This week Kuensel reported on the proposed revisions to the Private Money Lending Rules (PMLR) 2020.  This rule states that the rule is framed under sections 5, 202 and 362 (e) of the Financial Services Act (FSA) of Bhutan 2011. Section 5 provides rulemaking authority; section 202 provides rule-making authority pertaining to granting a license and Section 362(e) empowers RMA to regulate other services which are financial in nature. The question is whether private money lending constitutes a financial service within the scope of FSA. Section 371 of the FSA defines financial services as “banking business, insurance business, securities business and all other services.” This means, there is no definition of other services in both the PMLR 2020 and FSA.

 On the other hand, Sections 11 and 15 of FSA prohibits any person including individuals from providing financial services or business and violation is a serious criminal offence including imprisonment from “fifteen to thirty years.” The only exemption is provided under Section 16 if the authority determines as limited scope, and such entity will be able to function as if they are licensed in terms of compliance and provides “equivalent degree of protection as if the person were subject to regulation and supervision under this Act”.  Therefore, allowing private lenders under PRML to operate money lending business without obtaining a license if the amount is up to Nu 90,000 with interest seems to be repugnant to the Act.

More importantly, the proposed revision to PMLR contains numerous penalties including criminal sanctions and imposes duties the courts. For example, the proposed revision to rule no. 7 states “the court shall admit and register all the private money recovery suits if there is a prima facie case of lending.” Such provisions need a thorough judicial review as it challenges the existing laws. For example, Section 2 of the Civil and Criminal Procedure (CCPC) clearly provides judicial independence and Section 31 and 32 contains a similar provision gives discretion to the court to determine whether to admit any case or not. But the new proposal already sets criteria for the courts.   

The central concern about this rule is that while FSA does not provide either expressly or implied on the regulation of private money lending, the implementing institution is using unclear and ambiguous provisions to come up with such regulatory framework including serious criminal sanctions affecting people’s life, liberty, and security.  Such practice can set precedence among other executive entities to come up with their own regulations to fulfil their own interests and to expand their authority on the people.

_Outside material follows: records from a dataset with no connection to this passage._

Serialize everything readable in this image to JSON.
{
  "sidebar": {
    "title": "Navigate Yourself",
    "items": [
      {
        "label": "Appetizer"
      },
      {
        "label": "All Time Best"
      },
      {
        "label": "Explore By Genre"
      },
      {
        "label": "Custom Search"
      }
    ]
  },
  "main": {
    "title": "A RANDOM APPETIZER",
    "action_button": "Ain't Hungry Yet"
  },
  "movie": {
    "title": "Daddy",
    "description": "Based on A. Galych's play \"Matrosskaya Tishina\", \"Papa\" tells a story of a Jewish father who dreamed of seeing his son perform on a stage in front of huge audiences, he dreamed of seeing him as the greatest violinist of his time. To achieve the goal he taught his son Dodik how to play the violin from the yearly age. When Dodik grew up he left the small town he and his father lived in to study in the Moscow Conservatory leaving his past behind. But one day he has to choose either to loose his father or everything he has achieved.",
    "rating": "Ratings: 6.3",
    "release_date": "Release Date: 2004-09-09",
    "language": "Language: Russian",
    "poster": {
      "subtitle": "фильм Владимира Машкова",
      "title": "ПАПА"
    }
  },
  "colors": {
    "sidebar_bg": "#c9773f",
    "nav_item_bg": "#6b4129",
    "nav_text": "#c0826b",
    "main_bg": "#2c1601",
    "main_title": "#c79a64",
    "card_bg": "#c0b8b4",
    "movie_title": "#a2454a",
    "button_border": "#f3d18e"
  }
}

Recognizing such vulnerabilities and possible abuse, Article 1 (13) of our Constitution sets a clear separation of power and Article 10 (1) protects the legislative prerogative of the parliament. Further, the preamble of our Constitution starts with “we the people” meaning power belongs to people manifested through the collective will of the people.  Our legislature is vested with this collective will and legislative prerogative. Therefore, if private money lending is a serious national issue, relevant institutions must notify the legislature including proposals for amendment of existing laws to incorporate necessary provisions especially if any provision affects a person’s freedom of life, liberty, and security. To protect and strengthen the sanctity of democratic principles, any executive entity must refrain from becoming a law maker. 

Sonam Tshering

Lawyer, Thimphu

Disclaimer: The views expressed in this article are author’s own.